A simple pendulum has a bob with mass m and charge q. The pendulum string has negligible mass. When a uniform and horizontal electric field E⃗ is applied, the tension in the string changes. The final tension in the string, when pendulum attains an equilibrium position is ____

Simple pendulum with charged bob in horizontal electric field tension calculation

Q. A simple pendulum has a bob with mass m and charge q. The pendulum string has negligible mass. When a uniform and horizontal electric field $\vec{E}$ is applied, the tension in the string changes.
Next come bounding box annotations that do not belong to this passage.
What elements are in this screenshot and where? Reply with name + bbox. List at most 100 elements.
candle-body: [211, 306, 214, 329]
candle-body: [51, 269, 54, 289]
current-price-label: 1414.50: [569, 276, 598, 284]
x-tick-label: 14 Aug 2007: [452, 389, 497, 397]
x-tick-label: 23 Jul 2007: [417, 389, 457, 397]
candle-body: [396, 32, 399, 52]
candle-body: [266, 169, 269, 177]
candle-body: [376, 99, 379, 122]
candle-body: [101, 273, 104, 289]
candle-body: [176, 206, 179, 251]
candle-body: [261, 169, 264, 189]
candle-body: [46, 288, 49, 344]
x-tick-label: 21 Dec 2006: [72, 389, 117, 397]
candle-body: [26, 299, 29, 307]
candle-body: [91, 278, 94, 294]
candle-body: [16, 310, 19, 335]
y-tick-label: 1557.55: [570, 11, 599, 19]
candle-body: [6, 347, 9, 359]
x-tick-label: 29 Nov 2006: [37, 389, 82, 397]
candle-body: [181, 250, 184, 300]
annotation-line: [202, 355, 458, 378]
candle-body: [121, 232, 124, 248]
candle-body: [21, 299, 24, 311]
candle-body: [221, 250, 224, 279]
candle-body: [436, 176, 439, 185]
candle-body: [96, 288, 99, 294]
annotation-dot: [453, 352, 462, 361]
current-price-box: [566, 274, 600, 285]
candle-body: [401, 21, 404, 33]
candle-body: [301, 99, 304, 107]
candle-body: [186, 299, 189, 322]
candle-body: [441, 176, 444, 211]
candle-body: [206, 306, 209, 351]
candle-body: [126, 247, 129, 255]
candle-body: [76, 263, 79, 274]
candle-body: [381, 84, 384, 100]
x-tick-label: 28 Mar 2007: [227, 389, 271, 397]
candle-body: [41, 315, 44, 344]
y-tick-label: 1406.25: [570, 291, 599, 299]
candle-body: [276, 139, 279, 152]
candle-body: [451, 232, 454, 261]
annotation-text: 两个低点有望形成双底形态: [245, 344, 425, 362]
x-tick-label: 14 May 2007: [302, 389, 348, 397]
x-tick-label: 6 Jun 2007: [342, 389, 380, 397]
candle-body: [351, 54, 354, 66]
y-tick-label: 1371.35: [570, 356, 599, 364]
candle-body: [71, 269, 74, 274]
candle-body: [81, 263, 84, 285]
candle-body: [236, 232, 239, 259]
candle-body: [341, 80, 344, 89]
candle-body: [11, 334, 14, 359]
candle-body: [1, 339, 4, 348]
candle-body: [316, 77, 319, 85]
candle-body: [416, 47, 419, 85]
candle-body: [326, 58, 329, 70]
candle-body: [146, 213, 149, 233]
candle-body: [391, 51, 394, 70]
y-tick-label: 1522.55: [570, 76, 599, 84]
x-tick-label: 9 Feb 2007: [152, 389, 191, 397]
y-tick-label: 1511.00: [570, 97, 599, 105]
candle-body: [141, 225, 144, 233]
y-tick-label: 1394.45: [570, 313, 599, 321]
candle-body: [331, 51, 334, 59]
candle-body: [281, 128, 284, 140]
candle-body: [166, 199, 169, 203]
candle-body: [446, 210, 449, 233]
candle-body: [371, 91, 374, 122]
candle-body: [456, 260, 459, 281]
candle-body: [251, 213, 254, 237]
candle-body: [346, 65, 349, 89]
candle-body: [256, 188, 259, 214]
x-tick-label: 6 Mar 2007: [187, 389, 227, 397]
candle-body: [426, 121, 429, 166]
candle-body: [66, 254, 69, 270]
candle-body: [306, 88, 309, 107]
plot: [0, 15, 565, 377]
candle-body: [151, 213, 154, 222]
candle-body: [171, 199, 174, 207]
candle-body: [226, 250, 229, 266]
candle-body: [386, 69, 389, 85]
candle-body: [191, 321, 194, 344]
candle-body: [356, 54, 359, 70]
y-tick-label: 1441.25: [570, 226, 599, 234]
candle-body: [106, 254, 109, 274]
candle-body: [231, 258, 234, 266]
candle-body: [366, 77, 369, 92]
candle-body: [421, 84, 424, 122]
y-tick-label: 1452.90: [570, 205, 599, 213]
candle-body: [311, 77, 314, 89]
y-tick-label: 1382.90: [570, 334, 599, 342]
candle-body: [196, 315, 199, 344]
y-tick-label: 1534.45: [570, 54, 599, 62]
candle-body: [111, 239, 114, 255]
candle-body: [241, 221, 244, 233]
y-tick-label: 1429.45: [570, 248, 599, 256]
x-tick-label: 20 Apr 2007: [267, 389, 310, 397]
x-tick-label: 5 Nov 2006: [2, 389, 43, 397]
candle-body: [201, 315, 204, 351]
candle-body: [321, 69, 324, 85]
The final tension in the string, when pendulum attains an equilibrium position is _____.

A. $mg - qE$

B. $\sqrt{m^2g^2 + q^2E^2}$

C. $mg + qE$

D. $\sqrt{m^2g^2 - q^2E^2}$

Correct Answer: $\sqrt{m^2g^2 + q^2E^2}$

Explanation

When the electric field is applied horizontally, two forces act on the bob:

• Gravitational force acting vertically downward = $mg$
• Electric force acting horizontally = $qE$

At equilibrium, the bob comes to rest making an angle with the vertical such that the tension in the string balances both forces.

The tension T acts along the string and is the resultant of the gravitational and electric forces.

Since $mg$ and $qE$ act perpendicular to each other, the magnitude of the resultant force is:

$$ T = \sqrt{(mg)^2 + (qE)^2} $$

$$ T = \sqrt{m^2g^2 + q^2E^2} $$

Therefore, the final tension in the string is $\sqrt{m^2g^2 + q^2E^2}$.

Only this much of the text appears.